After deep learning, RNN inputs and outputs were trained with different languages sharing the same meaning. Thanks to many techniques, RNN-based machine translation performance reached its ceiling.
The transformer showed even better performance than RNNs for machine translation. After its introduction, it’s also been applied to image processing, time-series forecasting, drug discovery, material discovery, etc.
Normally, specialized models are developed for each domain and situation. But after the transformer, large models built by stacking self-attention were trained with self-supervised learning to handle general-purpose tasks. These models, applied to specific domains via transfer learning with minimal structural changes, were proven to outperform domain-specific models.

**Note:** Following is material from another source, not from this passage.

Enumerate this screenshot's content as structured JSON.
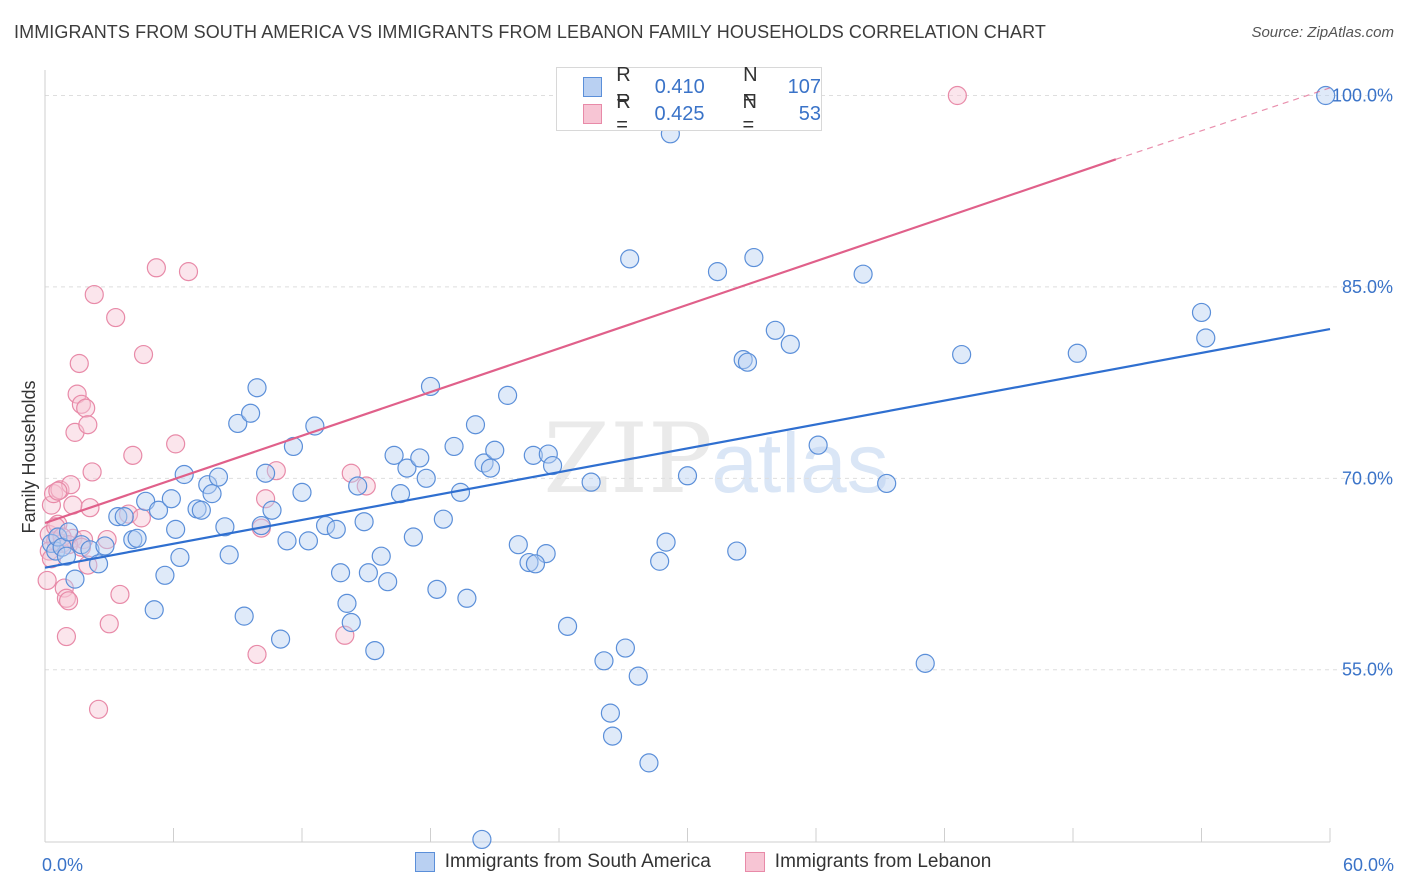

Supervised Learning in NLP
It’s similar to fill-in-the-blank. For example, in “I study math,” you blank out “study” and train the model to infer what word goes there. In this example, the blank for “study” is where a verb should go, and verbs that can take “math” as an object would be candidates.
Models trained this way include BERT, GPT, etc.
We can see technology progressing from AI that handles only specific tasks toward more general-purpose AI.
But this self-supervised learning requires massive data and GPU resources. Even Tesla reportedly spent billions on electricity for model training alone…
Word Embedding
Representing sentences as vectors in vector space as sequences.